Your DataConvert.ToThema() static method is simply creating an instance of a type which has a default constructor, and setting various properties, is that correct? If so, it's not terribly different from:
(from th in elan.tbl_Thema
where th.Titel == title
select new Thema{ID=th.ThemaID, Titel=th.Titel, etc...}
).Single());
When you call Queries.GetThemaByTitle, a query is being compiled. (The way you are calling this, by the way, may or may not actually be giving you any benefits from pre-compiling). That 'Query' is actually a code expression tree, only part of which is intended to generate SQL code that is sent to the database.
Other parts of it will generate IL code which is grabbing what is returned from the database and putting it into some form for your consumption. LINQ (EF or L2S) is smart enough to be able to take your static method call and generate the IL from it to do what you want - and maybe it's doing so with an internal delegate or some such. But ultimately, it doesn't need to be (much) different from what would be generated from I substituted above.
But note that this happens regardless what the type is that you get back; somewhere, IL code is being generated that puts DB values into a CLR object. That is the other part of those expression trees.
If you want a more detailed look at those expression trees and what they involved, I'd have to dig for ya, but I'm not sure from your question if that's what you are looking for.
Let me start by pointing out, that whether you compile your query or not does not matter. You would observe the very same results even if you did not pre-compile.
Technically, as Andrew has pointed out, making this work is not that complicated. When your LINQ expression is evaluated an expression tree is constructed internally. Your function appears as a node in this expression tree. No magic here. You'll be able to write this expression both in L2S and L2E and it will compile and run fine. That is until you try to actually execute the actual SQL query against the database. This is where difference begins. L2S seems to happily execute this task, whereas L2E fails with NotSupportedException, and reporting that it does not know how to convert ToThema into store query.
So what's happening inside? In L2S, as Andrew has explained, the query compiler understands that your function can be run separately from the store query has been executed. So it emits calls to your function into the object reading pipeline (where data read from SQL is transformed to the objects that are returned as the result of your call).
Once thing Andrew was not quite right, is that it matters what's inside your static method.
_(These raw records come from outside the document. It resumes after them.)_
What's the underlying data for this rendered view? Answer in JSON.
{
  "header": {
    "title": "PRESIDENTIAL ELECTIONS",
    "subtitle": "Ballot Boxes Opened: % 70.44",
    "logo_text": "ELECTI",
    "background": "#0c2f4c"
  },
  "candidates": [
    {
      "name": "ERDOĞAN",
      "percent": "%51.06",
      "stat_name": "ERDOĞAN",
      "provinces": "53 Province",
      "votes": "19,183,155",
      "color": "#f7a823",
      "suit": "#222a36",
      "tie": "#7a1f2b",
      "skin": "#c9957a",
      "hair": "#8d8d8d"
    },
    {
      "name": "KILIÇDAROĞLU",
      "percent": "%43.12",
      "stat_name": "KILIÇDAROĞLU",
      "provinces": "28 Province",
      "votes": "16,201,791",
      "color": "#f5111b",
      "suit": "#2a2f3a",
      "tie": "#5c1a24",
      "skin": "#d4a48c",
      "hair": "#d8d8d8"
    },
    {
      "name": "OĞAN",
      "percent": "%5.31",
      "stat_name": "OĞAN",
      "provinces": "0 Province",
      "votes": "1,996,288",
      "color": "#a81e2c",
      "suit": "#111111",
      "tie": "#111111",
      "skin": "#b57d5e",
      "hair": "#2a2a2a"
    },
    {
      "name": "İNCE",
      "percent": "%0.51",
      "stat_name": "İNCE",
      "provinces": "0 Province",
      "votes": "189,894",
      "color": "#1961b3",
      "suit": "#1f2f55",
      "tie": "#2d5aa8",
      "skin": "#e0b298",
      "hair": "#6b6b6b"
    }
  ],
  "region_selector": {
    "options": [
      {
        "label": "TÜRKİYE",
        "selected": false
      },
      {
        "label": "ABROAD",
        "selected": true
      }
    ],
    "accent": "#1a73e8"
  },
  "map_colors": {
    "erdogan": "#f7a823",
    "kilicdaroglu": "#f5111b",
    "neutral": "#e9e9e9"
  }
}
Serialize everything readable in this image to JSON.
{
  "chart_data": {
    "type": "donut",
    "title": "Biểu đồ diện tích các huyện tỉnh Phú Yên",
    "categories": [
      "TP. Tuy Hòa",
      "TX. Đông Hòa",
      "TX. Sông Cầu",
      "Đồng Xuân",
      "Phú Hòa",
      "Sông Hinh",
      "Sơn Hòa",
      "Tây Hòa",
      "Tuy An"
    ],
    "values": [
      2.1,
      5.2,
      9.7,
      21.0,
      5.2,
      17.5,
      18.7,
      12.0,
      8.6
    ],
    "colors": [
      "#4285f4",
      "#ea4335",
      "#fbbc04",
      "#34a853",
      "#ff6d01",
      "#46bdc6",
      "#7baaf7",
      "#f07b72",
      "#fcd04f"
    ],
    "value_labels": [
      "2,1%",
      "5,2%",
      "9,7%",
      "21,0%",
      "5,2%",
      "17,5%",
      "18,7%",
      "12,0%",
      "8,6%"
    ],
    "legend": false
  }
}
I don't think it does.
If you put a break point in the debugger to your function, you will see that it's called once per returned row. In the stack trace you will see "Lightweight Function", which, in reality, means that the method was emitted at run time. So this is how it works for Linq to Sql.
Linq to Entity team seemed to go different route. I do not know, what was the reasoning, why they decided to ban all InvocationExpressions from L2E queries. Perhaps these were performance reason, or may be the fact that they need to support all kind of providers, not SQL Server only, so that data readers might behave differently. Or they simply thought that most people wouldn't realize that some of those are executed per returned row and preferred to keep this option closed.
Just my thoughts. If anyone has any more insight, please chime in!